Setelah Reformasi Keuangan Negara
Sejak tahun 2003, reformasi keuangan negara mencapai babak baru dengan disahkannya Undang-undang nomor 17/2003 tentang Keuangan Negara. Setelah itu, pada tahun 2004 disahkan beberapa produk perundang-undangan yang merupakan satu kesatuan paket reformasi keuangan negara, diantaranya: UU no. 1/2004 tentang Perbendaharaan Negara; UU no. 15/2004 tentang Pemeriksaan Pengelolaan dan Tanggung Jawab Keuangan Negara.; serta UU no.25/2004 tentang Sistem Perencanaan Pembangunan Nasional. Munculnya peraturan perundang-undangan ini telah merubah cara pengelolaan keuangan Negara Republik Indonesia.

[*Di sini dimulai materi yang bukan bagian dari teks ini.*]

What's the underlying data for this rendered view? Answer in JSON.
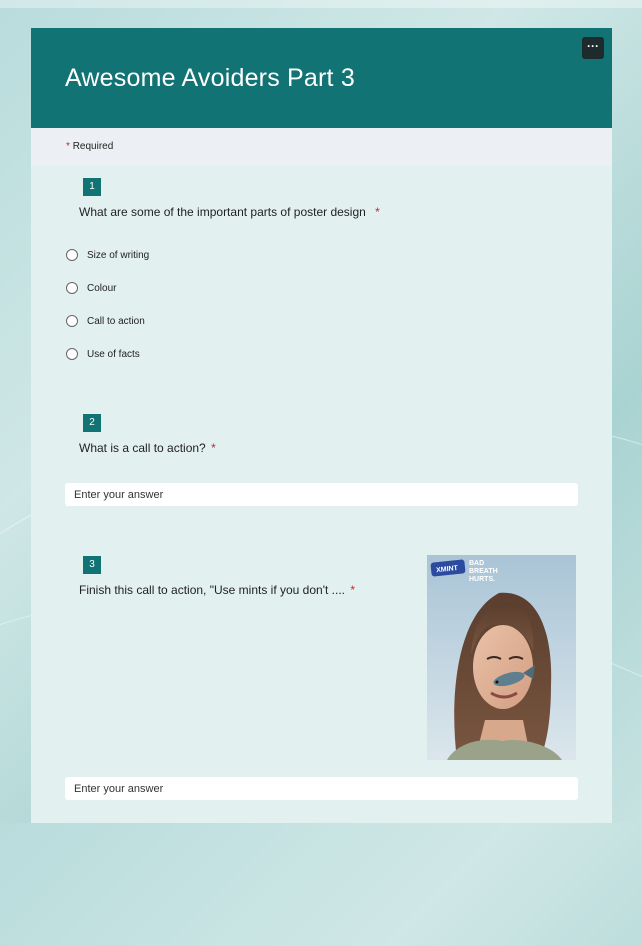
{
  "form": {
    "title": "Awesome Avoiders Part 3",
    "more_label": "···",
    "required_star": "*",
    "required_label": "Required"
  },
  "questions": [
    {
      "number": "1",
      "text": "What are some of the important parts of poster design",
      "required_star": "*",
      "options": [
        "Size of writing",
        "Colour",
        "Call to action",
        "Use of facts"
      ]
    },
    {
      "number": "2",
      "text": "What is a call to action?",
      "required_star": "*",
      "placeholder": "Enter your answer"
    },
    {
      "number": "3",
      "text": "Finish this call to action, \"Use mints if you don't ....",
      "required_star": "*",
      "placeholder": "Enter your answer",
      "image": {
        "brand": "XMINT",
        "slogan_line1": "BAD",
        "slogan_line2": "BREATH",
        "slogan_line3": "HURTS."
      }
    }
  ],
  "colors": {
    "header": "#127374",
    "accent_required": "#c4262e",
    "card": "#e3f0f0"
  }
}
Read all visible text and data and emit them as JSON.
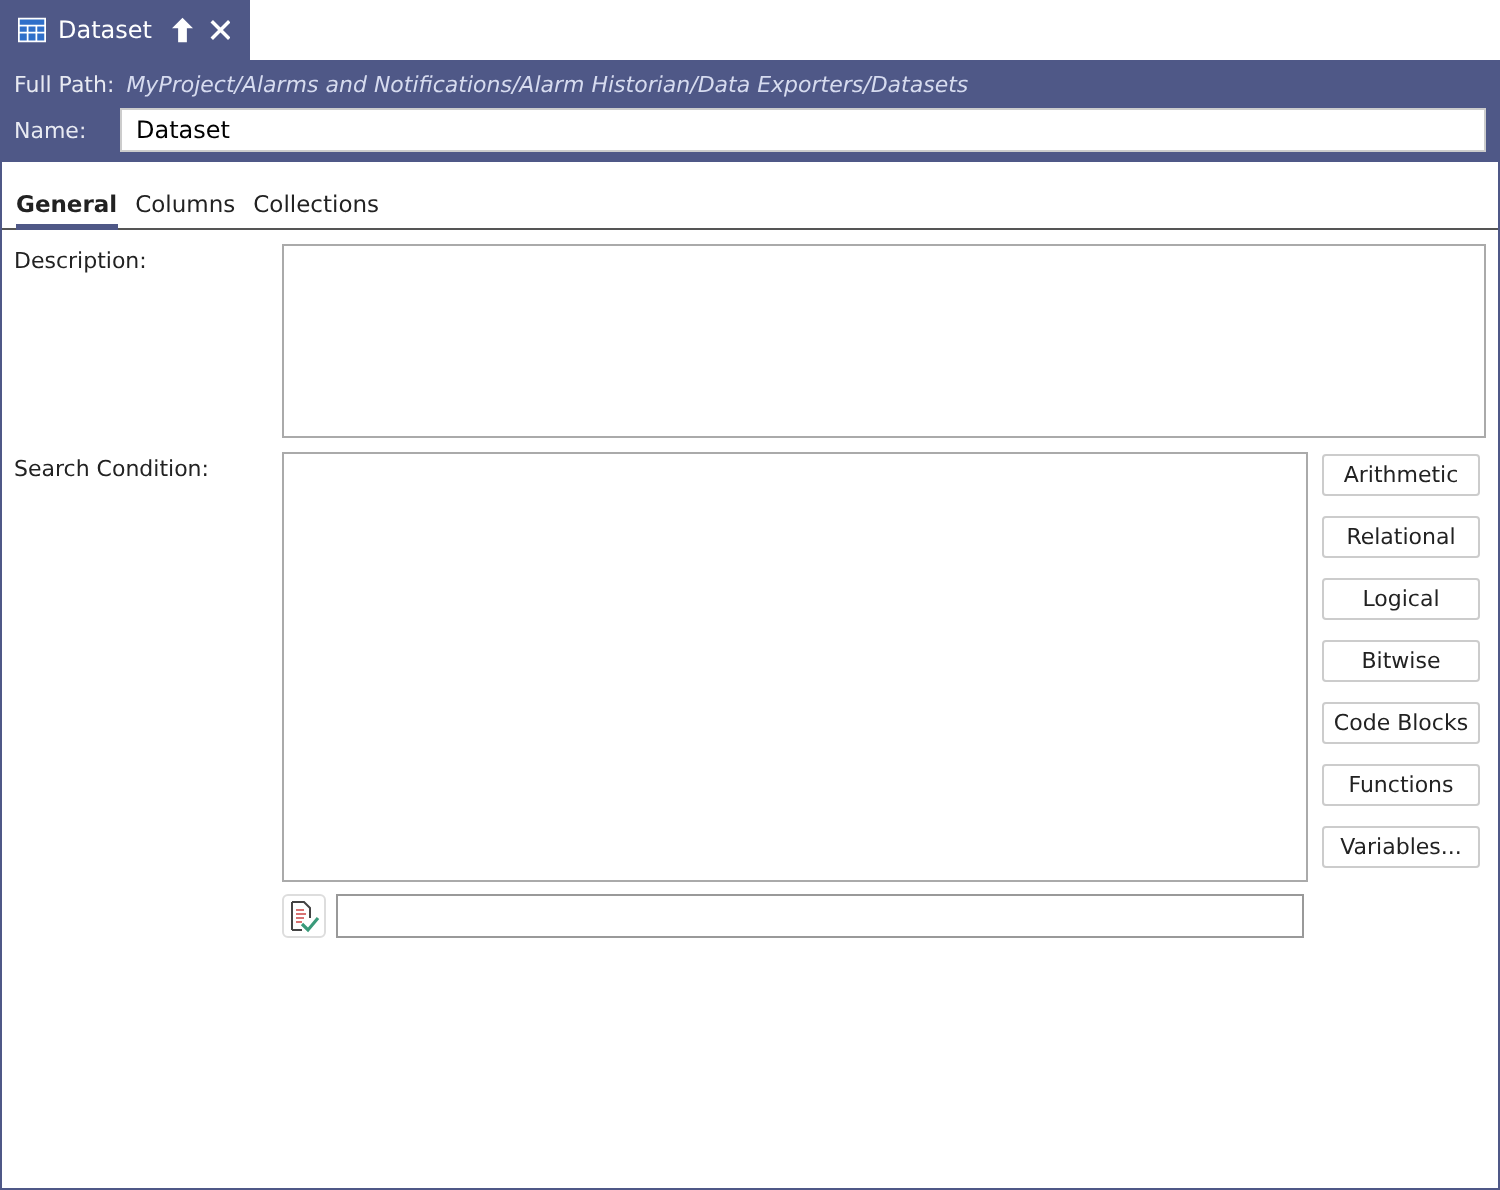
{
  "document_tab": {
    "title": "Dataset"
  },
  "header": {
    "path_label": "Full Path:",
    "path": "MyProject/Alarms and Notifications/Alarm Historian/Data Exporters/Datasets",
    "name_label": "Name:",
    "name_value": "Dataset"
  },
  "tabs": [
    {
      "label": "General",
      "selected": true
    },
    {
      "label": "Columns",
      "selected": false
    },
    {
      "label": "Collections",
      "selected": false
    }
  ],
  "description": {
    "label": "Description:"
  },
  "search_condition": {
    "label": "Search Condition:"
  },
  "buttons": [
    "Arithmetic",
    "Relational",
    "Logical",
    "Bitwise",
    "Code Blocks",
    "Functions",
    "Variables..."
  ]
}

Dalam UU no 17 tahun 2003 tentang keuangan Negara, terdapat berbagai perubahan mendasar dalam pengelolaan keuangan Negara, dengan tiga kerangka konseptual utama, yaitu :
1. Penganggaran dengan persepektif jangka menengah (Medium Term Expenditure Framework, MTEF) yang mempunyai jangka waktu penganggaran yang lebih lama,
2. Penerapan penganggaran secara terpadu (Unified Budgeting) yang mengintegrasikan belanja rutin dan belanja modal, dan
3. Penerapan penganggaran berdasarkan kinerja (Performance-Based Budgeting) yang lebih output oriented daripada input oriented.
Implikasi dari reformasi keuangan Negara ini merubah format dan struktur anggaran belanja Negara, yaitu:
1. Pemisahan antara belanja pemerintah pusat dan pemerintah daerah
2. Semua belanja negara yang berhubungan dengan subsidi dan hibah harus dikategorikan sebagai subsidi
3. Semua “belanja lain-lain” yang tersebar di banyak komponen anggaran belanja pusat disatukan satu dalam “belanja lain-lain”.
4. Belanja modal dirubah menjadi format baru dan dibagi ke dalam semua jenis belanja.
Reformasi pengelolaan keuangan negara ini bertujuan untuk:
o Meningkatkan transparansi dan akuntabilitas dalam mengelola belanja negara.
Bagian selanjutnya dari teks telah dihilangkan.